Can someone fix this?
It used to be that all TLDs were 1-3 characters. However, that has recently changed.
Here is a list of valid TLDs
http://data.iana.org/TLD/tlds-alpha-by-domain.txt
Using regex to validate against this list would be a bad idea. Here is a new regex that is the most complete and passes all RFC rules.
^[\w!
#$%&'*+\-/=?\^_`{|}~]+(\.[\w!#$%&'*+\-/=?\^_`{|}~]+)*@((([\w]+([-\w]*[\w]+)*\.)+[a-zA-Z]+)|((([01]?[0-9]{1,2}|2[0-4][0-9]|25[0-5]).){3}[01]?[0-9]{1,2}|2[0-4][0-9]|25[0-5]))\z
Then after that, I would have a following up check where your code checks that the email ends with a TLD contained in this list: http://data.iana.org/TLD/tlds-alpha-by-domain.txt
tested...i works fine but only one issue
regular expression not working for match test@-test.com or test@test-.com
Are you sure?

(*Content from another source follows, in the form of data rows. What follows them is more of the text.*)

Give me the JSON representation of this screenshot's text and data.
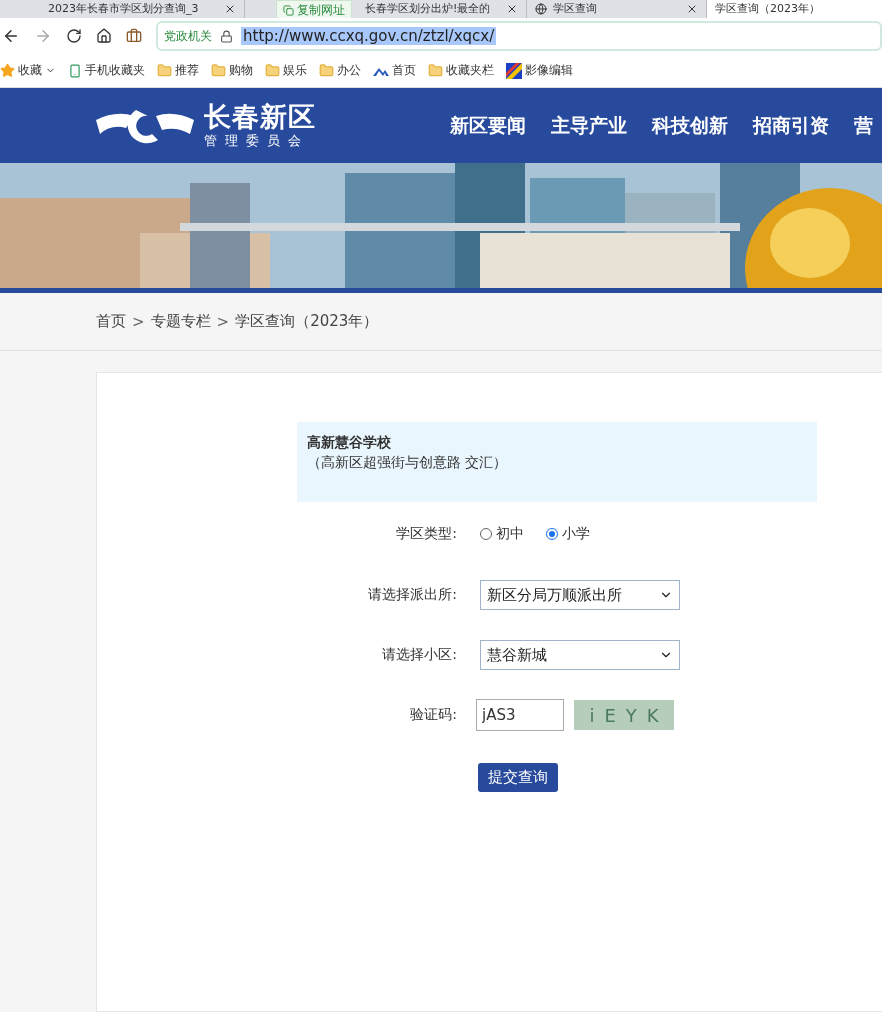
{
  "browser": {
    "tabs": [
      {
        "title": "2023年长春市学区划分查询_3",
        "selected": false
      },
      {
        "title": "长春学区划分出炉!最全的",
        "selected": false
      },
      {
        "title": "学区查询",
        "selected": false
      },
      {
        "title": "学区查询（2023年）",
        "selected": true
      }
    ],
    "tooltip": "复制网址",
    "security_badge": "党政机关",
    "url": "http://www.ccxq.gov.cn/ztzl/xqcx/",
    "bookmarks": [
      {
        "label": "收藏",
        "kind": "star"
      },
      {
        "label": "手机收藏夹",
        "kind": "phone"
      },
      {
        "label": "推荐",
        "kind": "folder"
      },
      {
        "label": "购物",
        "kind": "folder"
      },
      {
        "label": "娱乐",
        "kind": "folder"
      },
      {
        "label": "办公",
        "kind": "folder"
      },
      {
        "label": "首页",
        "kind": "site"
      },
      {
        "label": "收藏夹栏",
        "kind": "folder"
      },
      {
        "label": "影像编辑",
        "kind": "app"
      }
    ]
  },
  "header": {
    "logo_title": "长春新区",
    "logo_subtitle": "管理委员会",
    "nav": [
      "新区要闻",
      "主导产业",
      "科技创新",
      "招商引资",
      "营"
    ]
  },
  "breadcrumb": [
    "首页",
    "专题专栏",
    "学区查询（2023年）"
  ],
  "breadcrumb_separator": ">",
  "school": {
    "name": "高新慧谷学校",
    "address": "（高新区超强街与创意路 交汇）"
  },
  "form": {
    "type_label": "学区类型:",
    "types": [
      {
        "label": "初中",
        "selected": false
      },
      {
        "label": "小学",
        "selected": true
      }
    ],
    "station_label": "请选择派出所:",
    "station": "新区分局万顺派出所",
    "community_label": "请选择小区:",
    "community": "慧谷新城",
    "captcha_label": "验证码:",
    "captcha_value": "jAS3",
    "captcha_image": [
      "i",
      "E",
      "Y",
      "K"
    ],
    "submit": "提交查询"
  }
}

Neither test-.com or -test.com are valid. I have specific unit tests for both of those being invalid and the unit tests are passing.
From RFC952
The last character must not be a minus sign or period.

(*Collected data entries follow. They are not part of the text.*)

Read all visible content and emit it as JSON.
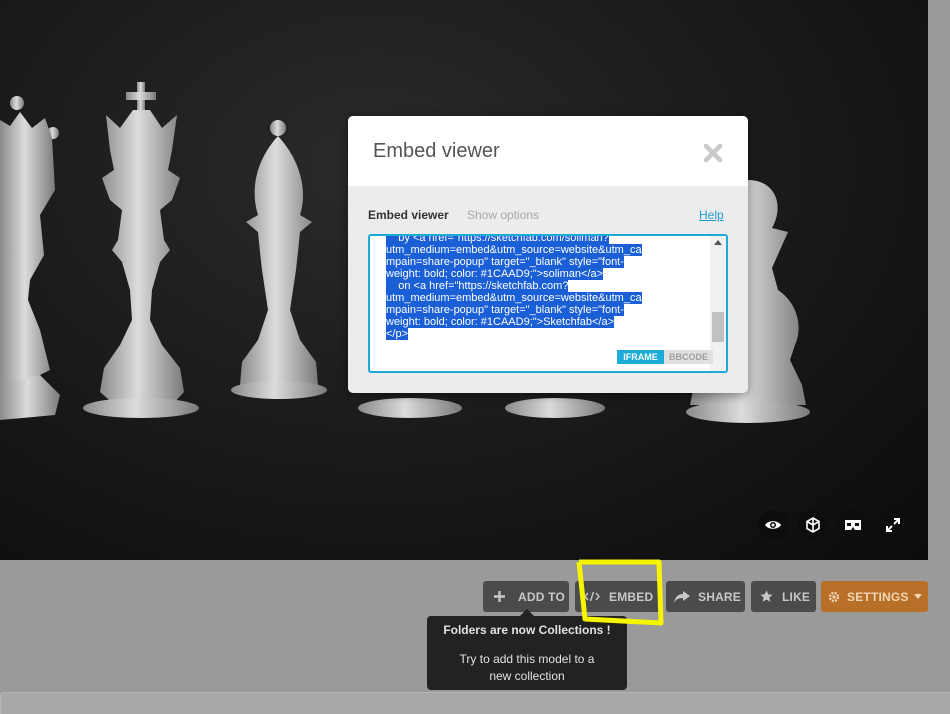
{
  "modal": {
    "title": "Embed viewer",
    "section_label": "Embed viewer",
    "show_options": "Show options",
    "help": "Help",
    "code_lines": [
      "    by <a href=\"https://sketchfab.com/soliman?",
      "utm_medium=embed&utm_source=website&utm_ca",
      "mpain=share-popup\" target=\"_blank\" style=\"font-",
      "weight: bold; color: #1CAAD9;\">soliman</a>",
      "    on <a href=\"https://sketchfab.com?",
      "utm_medium=embed&utm_source=website&utm_ca",
      "mpain=share-popup\" target=\"_blank\" style=\"font-",
      "weight: bold; color: #1CAAD9;\">Sketchfab</a>",
      "</p>"
    ],
    "tabs": {
      "iframe": "IFRAME",
      "bbcode": "BBCODE",
      "active": "IFRAME"
    }
  },
  "toolbar": {
    "add_to": "ADD TO",
    "embed": "EMBED",
    "share": "SHARE",
    "like": "LIKE",
    "settings": "SETTINGS"
  },
  "tooltip": {
    "title": "Folders are now Collections !",
    "body": "Try to add this model to a new collection"
  },
  "viewer_controls": [
    "eye-icon",
    "cube-icon",
    "vr-icon",
    "fullscreen-icon"
  ],
  "colors": {
    "accent": "#1CAAD9",
    "settings": "#B86F27",
    "highlight": "#F5F500"
  }
}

The first character must be an alpha character.
From RFC 1123
One aspect of host name syntax is hereby changed: the restriction on the first character is relaxed to allow either a letter or a digit.
If a newline character is at the end of the address it passes as valid even against the most complex regex when it should not I guess. Such as "test@test.com\n"
Interesting...
\r works
\r\n works
\n doesn't
I am reading about it here:
http://stackoverflow.com/questions/988951/net-regex-and-newline
Looks like if I replace the very last $ with \z (lowercase z) it works.
Thank you, the shortest and still accurate one I have come across so far.
[...] See updates here: C# – Email Regular Expression [...]
I added a project with Unit tests and fixed a bug or two.
In the project, in the constructor of the EmailValidator object, just set the Pattern to the desired static email regular expression.